Il s’est également déclaré incompétent pour statuer sur leurs demandes de mise hors de cause.
Par conclusions notifiées par voie électronique le 25 novembre 2024, la SARL [G] [D] a sollicité du tribunal de :
A titre principal,
Juger que la garantie des vices cachés du vendeur n’est pas due à l’égard des consorts [K],
Débouter les consorts [K] de l’intégralité de leurs demandes,
A titre subsidiaire,
Juger que les consorts [K] devront conserver à leur charge 80 % des conséquences du sinistre,
Condamner la société FULLPOWER et les MMA à relever et garantir la SARL [G] [D] des condamnations prononcées à son encontre,
Prononcer la résolution judiciaire de la vente conclue entre la SARL [G] [D] et la société OCCASION RHONE AUTOMOBILE 7,
Condamner in solidum la société OCCASION RHONE AUTOMOBILE 7, la société SWISS LIFE et la société BMW AG à relever et garantir la SARL [G] [D] de l’ensemble des condamnations qui resteraient à sa charge, en ce compris la restitution du prix de vente du véhicule et tous dommages intérêts octroyés aux demandeurs,
Ramener à de plus justes proportions la somme sollicitée par les consorts [K] au titre de l’indemnisation du préjudice de jouissance,
Débouter les consorts [K] de leur demande formée au titre de prétendus frais de location d’un garage pour stocker le véhicule litigieux,
En tout état de cause,
Débouter les parties adverses de toutes demandes de condamnation à l’encontre de la SARL [G] [D],
Condamner les consorts [K] ou qui il appartiendra à verser à la SARL [G] [D] la somme de 6 000 € en application de l’article 700 du Code de procédure civile,
Condamner les consorts [K] ou qui il appartiendra à prendre en charge les entiers dépens de la procédure.
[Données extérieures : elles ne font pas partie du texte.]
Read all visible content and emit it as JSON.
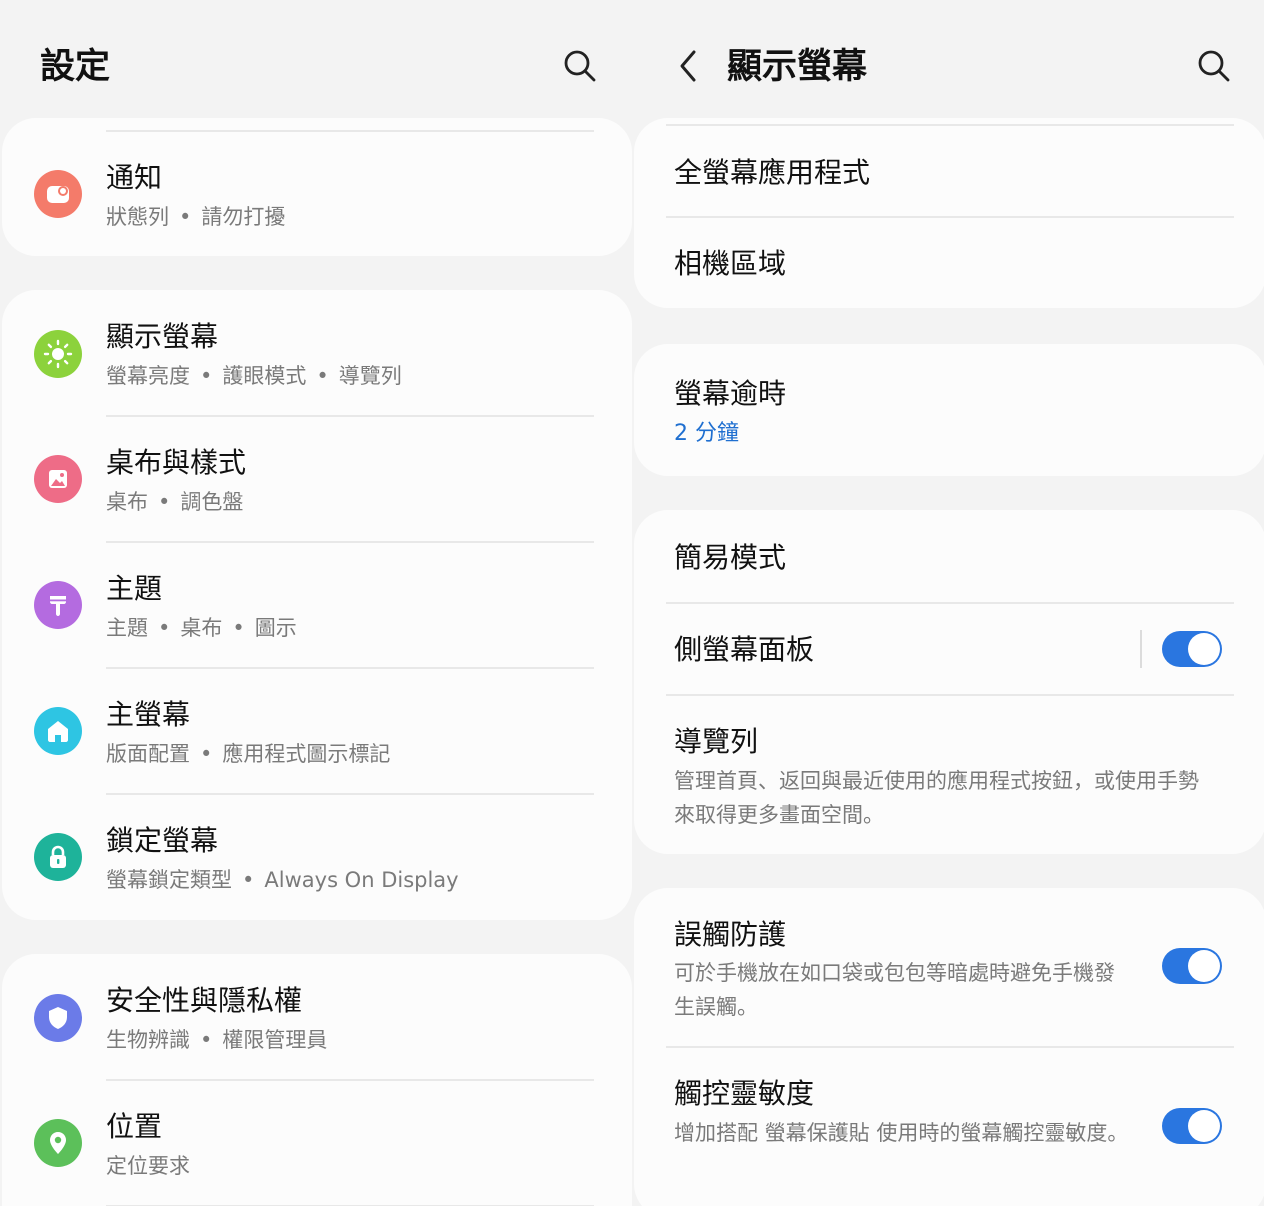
{
  "left": {
    "title": "設定",
    "groups": [
      {
        "items": [
          {
            "title": "通知",
            "subtitle": [
              "狀態列",
              "請勿打擾"
            ],
            "icon": "notification-icon",
            "color": "#f47b6a"
          }
        ]
      },
      {
        "items": [
          {
            "title": "顯示螢幕",
            "subtitle": [
              "螢幕亮度",
              "護眼模式",
              "導覽列"
            ],
            "icon": "brightness-icon",
            "color": "#8cd23c"
          },
          {
            "title": "桌布與樣式",
            "subtitle": [
              "桌布",
              "調色盤"
            ],
            "icon": "wallpaper-icon",
            "color": "#ee6c87"
          },
          {
            "title": "主題",
            "subtitle": [
              "主題",
              "桌布",
              "圖示"
            ],
            "icon": "theme-icon",
            "color": "#b46be0"
          },
          {
            "title": "主螢幕",
            "subtitle": [
              "版面配置",
              "應用程式圖示標記"
            ],
            "icon": "home-icon",
            "color": "#2ec5e3"
          },
          {
            "title": "鎖定螢幕",
            "subtitle": [
              "螢幕鎖定類型",
              "Always On Display"
            ],
            "icon": "lock-icon",
            "color": "#1eb39a"
          }
        ]
      },
      {
        "items": [
          {
            "title": "安全性與隱私權",
            "subtitle": [
              "生物辨識",
              "權限管理員"
            ],
            "icon": "shield-icon",
            "color": "#6b7be8"
          },
          {
            "title": "位置",
            "subtitle": [
              "定位要求"
            ],
            "icon": "location-pin-icon",
            "color": "#5cc05a"
          }
        ]
      }
    ]
  },
  "right": {
    "title": "顯示螢幕",
    "items": {
      "fullscreen_apps": {
        "title": "全螢幕應用程式"
      },
      "camera_cutout": {
        "title": "相機區域"
      },
      "screen_timeout": {
        "title": "螢幕逾時",
        "value": "2 分鐘"
      },
      "easy_mode": {
        "title": "簡易模式"
      },
      "edge_panels": {
        "title": "側螢幕面板",
        "toggle": true
      },
      "navigation_bar": {
        "title": "導覽列",
        "description": "管理首頁、返回與最近使用的應用程式按鈕，或使用手勢來取得更多畫面空間。"
      },
      "accidental_touch": {
        "title": "誤觸防護",
        "description": "可於手機放在如口袋或包包等暗處時避免手機發生誤觸。",
        "toggle": true
      },
      "touch_sensitivity": {
        "title": "觸控靈敏度",
        "description": "增加搭配 螢幕保護貼 使用時的螢幕觸控靈敏度。",
        "toggle": true
      }
    }
  },
  "colors": {
    "accent": "#2a76e0",
    "value_blue": "#1f6fd0"
  }
}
Au soutien de ses prétentions, elle expose, à titre principal, que sa garantie n’est pas due en raison de l’incertitude de l’origine de la panne puisque, selon l’expert judiciaire, l’état des coussinets de la bielle numéro 4, qui étaient réduits à l’état de copeaux, rendait difficile l’identification de l’origine de la panne, et que cette dégradation avancée était due à l’usage du véhicule alors que la panne était avérée.
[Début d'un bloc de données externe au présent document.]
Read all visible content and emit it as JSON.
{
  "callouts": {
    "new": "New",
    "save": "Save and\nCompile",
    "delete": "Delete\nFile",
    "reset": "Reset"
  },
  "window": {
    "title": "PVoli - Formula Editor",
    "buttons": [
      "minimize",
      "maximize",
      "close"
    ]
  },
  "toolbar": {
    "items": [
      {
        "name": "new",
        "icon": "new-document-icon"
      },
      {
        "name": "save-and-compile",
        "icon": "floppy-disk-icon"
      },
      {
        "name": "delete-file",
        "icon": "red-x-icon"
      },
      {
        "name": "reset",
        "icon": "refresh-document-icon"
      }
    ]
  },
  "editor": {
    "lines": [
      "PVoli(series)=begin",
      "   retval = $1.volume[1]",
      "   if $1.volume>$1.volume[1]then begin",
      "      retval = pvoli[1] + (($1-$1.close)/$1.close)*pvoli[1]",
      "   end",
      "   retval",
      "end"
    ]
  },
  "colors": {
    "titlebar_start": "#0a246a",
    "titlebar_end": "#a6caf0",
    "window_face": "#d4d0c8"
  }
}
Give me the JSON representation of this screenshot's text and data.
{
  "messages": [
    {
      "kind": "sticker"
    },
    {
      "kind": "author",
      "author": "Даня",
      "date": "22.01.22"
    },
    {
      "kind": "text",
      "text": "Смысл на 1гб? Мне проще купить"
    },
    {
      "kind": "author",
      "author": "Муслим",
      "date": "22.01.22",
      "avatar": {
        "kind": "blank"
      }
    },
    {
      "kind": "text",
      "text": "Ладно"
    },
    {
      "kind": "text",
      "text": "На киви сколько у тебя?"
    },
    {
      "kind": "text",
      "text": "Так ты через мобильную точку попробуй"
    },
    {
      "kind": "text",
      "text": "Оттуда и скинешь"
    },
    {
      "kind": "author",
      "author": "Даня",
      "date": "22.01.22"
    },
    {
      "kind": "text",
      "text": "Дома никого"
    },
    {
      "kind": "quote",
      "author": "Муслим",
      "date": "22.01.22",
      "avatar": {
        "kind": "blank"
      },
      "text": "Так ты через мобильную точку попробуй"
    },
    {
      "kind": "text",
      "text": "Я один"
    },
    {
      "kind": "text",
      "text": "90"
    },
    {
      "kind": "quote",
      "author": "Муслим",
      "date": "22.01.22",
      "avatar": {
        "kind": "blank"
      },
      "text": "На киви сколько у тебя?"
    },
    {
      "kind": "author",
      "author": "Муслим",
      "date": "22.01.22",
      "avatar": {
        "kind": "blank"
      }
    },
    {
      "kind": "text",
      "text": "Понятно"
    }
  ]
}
Elle considère que l’expert judiciaire n’a émis qu’une hypothèse relative à la défaillance intrinsèque au véhicule et que le risque de défaillance des pièces a été augmenté par la modification de la performance du moteur et l’usage du véhicule malgré l’existence de la panne.
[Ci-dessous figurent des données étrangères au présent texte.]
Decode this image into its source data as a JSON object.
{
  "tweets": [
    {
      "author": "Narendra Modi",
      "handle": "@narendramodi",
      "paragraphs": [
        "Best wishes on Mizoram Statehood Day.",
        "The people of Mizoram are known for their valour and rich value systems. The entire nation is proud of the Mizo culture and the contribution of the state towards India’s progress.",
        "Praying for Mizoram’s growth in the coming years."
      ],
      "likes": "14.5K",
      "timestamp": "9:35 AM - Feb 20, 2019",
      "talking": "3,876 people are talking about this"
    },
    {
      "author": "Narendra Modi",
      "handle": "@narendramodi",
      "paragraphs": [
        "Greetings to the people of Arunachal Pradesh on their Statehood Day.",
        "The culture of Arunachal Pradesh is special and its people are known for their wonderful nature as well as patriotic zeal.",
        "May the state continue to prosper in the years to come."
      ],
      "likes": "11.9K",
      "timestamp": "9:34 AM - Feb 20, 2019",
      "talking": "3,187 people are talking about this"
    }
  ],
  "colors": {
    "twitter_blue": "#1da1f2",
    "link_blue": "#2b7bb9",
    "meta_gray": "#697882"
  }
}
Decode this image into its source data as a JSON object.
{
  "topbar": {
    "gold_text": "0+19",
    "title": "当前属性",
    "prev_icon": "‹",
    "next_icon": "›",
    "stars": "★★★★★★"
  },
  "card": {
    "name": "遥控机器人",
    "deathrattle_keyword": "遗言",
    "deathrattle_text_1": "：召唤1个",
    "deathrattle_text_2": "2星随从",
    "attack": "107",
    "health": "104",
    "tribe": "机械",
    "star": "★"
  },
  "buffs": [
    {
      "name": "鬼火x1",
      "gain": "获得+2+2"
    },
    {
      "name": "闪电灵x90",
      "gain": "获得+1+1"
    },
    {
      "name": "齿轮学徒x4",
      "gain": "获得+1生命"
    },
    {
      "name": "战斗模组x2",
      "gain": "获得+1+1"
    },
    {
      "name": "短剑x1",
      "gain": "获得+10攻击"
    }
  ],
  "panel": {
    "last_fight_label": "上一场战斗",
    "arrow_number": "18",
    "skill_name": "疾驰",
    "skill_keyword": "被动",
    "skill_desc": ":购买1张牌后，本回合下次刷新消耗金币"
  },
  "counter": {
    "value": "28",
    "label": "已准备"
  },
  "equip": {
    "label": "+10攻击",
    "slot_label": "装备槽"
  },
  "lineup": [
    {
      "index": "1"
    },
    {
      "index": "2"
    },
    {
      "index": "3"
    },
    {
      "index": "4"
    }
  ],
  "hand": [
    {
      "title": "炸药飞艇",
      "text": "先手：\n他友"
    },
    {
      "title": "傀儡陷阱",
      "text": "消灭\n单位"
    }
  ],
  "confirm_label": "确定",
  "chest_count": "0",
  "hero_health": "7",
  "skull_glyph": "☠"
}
Elle reproche aux acquéreurs d’être à l’origine de leur propre préjudice du fait de la modification non autorisée de la performance du moteur, la privant, ainsi que les vendeurs successifs, de la possibilité de mettre en oeuvre la garantie contractuelle automatique du constructeur, au motif que les pièces d’origine sont conçues et testées pour une utilisation et une programmation du véhicule alors que les modifications ont engendré une sur-sollicitation des pièces d’origine, provoquant ainsi leur dégradation prématurée et leur casse.
A titre subsidiaire, elle considère que les acquéreurs ont une part de responsabilité du fait de l’aggravation des risques de défaillance par l’augmentation des performances au-delà des valeurs pour lesquelles le moteur était conçu.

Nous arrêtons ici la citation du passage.